第六单元的主题是集群。它用来找到数据内的相似性。

1.理论

Recommendation Systems

Collaborative filtering:
过滤出用户间的共同特征/相似性。只使用了用户信息,跟电影内容本身无关。

Content filtering:
利用电影本身的信息,过滤出有共同导演/演员/类别的电影。跟其他用户无关。

clustering

clustering 集群是一种非监督学习,”unsupervised learning”,将有共同特征的数据分在同一组。

Hierarchical clustering

Hierarchical clustering的步骤:

  1. 计算距离
  2. 生成集群
  3. 生成cutree

注意1:计算距离时,有可能造成内存溢出。
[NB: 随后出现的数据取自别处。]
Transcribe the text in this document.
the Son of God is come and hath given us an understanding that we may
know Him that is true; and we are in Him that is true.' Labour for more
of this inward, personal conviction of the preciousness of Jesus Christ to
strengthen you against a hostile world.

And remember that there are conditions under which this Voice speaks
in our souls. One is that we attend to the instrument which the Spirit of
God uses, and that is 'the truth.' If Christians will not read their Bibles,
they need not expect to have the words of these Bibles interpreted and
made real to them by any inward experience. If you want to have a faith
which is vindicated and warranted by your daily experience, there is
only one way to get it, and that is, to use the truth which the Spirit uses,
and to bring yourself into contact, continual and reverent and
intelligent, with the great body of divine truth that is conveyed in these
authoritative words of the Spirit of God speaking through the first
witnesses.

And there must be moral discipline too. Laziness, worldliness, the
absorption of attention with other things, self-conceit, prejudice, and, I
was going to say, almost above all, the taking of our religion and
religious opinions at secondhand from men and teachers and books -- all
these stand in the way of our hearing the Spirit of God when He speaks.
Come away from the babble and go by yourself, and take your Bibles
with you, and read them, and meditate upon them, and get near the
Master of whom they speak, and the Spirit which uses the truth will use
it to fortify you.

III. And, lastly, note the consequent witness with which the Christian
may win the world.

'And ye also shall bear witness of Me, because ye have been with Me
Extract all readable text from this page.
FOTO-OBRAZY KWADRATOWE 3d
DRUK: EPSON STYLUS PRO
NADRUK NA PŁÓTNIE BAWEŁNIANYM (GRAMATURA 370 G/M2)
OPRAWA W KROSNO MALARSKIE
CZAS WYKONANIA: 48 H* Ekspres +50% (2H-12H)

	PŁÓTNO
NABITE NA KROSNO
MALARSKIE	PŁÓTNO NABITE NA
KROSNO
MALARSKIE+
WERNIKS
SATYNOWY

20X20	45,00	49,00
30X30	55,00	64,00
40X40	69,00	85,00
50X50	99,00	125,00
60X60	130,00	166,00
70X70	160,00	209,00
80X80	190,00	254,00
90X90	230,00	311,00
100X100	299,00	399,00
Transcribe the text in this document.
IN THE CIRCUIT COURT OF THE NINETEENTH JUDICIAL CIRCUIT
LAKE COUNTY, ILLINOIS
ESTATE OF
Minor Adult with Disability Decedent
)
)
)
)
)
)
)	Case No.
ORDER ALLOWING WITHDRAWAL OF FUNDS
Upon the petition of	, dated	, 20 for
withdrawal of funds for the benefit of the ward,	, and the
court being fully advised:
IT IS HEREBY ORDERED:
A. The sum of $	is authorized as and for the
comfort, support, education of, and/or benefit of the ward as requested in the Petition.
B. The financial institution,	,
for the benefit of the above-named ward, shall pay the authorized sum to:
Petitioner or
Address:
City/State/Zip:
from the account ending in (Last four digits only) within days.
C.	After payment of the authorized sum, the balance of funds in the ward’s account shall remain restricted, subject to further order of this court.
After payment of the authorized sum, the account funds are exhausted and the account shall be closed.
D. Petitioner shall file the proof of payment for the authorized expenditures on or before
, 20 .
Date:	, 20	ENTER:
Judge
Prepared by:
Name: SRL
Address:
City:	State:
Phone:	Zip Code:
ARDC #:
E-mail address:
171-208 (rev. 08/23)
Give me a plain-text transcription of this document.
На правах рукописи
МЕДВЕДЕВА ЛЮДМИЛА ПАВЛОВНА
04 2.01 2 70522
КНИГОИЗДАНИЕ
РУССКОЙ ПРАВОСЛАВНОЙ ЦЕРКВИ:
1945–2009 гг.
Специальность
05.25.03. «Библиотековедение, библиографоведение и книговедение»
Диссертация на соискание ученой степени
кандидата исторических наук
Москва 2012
计算每两点间的距离,得到的结果是n*(n-1)/2个,我们需要保存这个结果,如果n很大,保存结果的矩阵也很大,可能会导致内存溢出。
注意2:计算距离的三种方法:
Euclidean distance:点与点之间的欧几里得距离
Manhattan Distance:绝对值之和
Maximum Coordinate:偏离最严重的点

K-means clustering

K-means clustering的步骤:

  1. 指定集群数目k
  2. 随机分配所有的点
  3. 计算每个集群的中心点
  4. 计算每个点到这些中心点的距离,选择最近的,重新分配点到离他最近的集群
  5. 重新计算每个集群的中心点
  6. 重复4和5多次,直到没有提升

注意:centroid distance 集群中所有点的平均值间的距离。

normalize

如果不同列的数值不是同样的数量级,那么运算后较小的值可能会被忽略,所以需要调整到同样的数量级。

library(caret)
preproc = preProcess(airlines)
airlinesNorm = predict(preproc, airlines)

效果就是,所有列的平均值都是0。

2.建模和评估

Hierarchical clustering

# After following the steps in the video, load the data into R
movies = read.table("movieLens.txt", header=FALSE, sep="|",quote="\"")
# Add column names
colnames(movies) = c("ID", "Title", "ReleaseDate", "VideoReleaseDate", "IMDB", "Unknown", "Action", "Adventure", "Animation", "Childrens", "Comedy", "Crime", "Documentary", "Drama", "Fantasy", "FilmNoir", "Horror", "Musical", "Mystery", "Romance", "SciFi", "Thriller", "War", "Western")
# Remove unnecessary variables
movies$ID = NULL
movies$ReleaseDate = NULL
movies$VideoReleaseDate = NULL
movies$IMDB = NULL
# Remove duplicates
movies = unique(movies)

# Compute distances
distances = dist(movies[2:20], method = "euclidean")

# Hierarchical clustering
# clusterMovies = hclust(distances, method = "ward") 
clusterMovies = hclust(distances, method = "ward.D")

# Plot the dendrogram
plot(clusterMovies)

# Assign points to clusters
clusterGroups = cutree(clusterMovies, k = 10)
# Create a new data set with just the movies from cluster 2
cluster2 = subset(movies, clusterGroups==2)

K-means clustering

healthy = read.csv("healthy.csv", header=FALSE)
# 注意
# data.frame->matrix->vector 变成一个2500的vector
# data.frame->vector 还是一个50*50的data.frame
healthyMatrix = as.matrix(healthy)
healthyVector = as.vector(healthyMatrix)

# Specify number of clusters
k = 5
# Run k-means
set.seed(1)
KMC = kmeans(healthyVector, centers = k, iter.max = 1000)

# Extract clusters
healthyClusters = KMC$cluster

# Plot the image with the clusters
dim(healthyClusters) = c(nrow(healthyMatrix), ncol(healthyMatrix))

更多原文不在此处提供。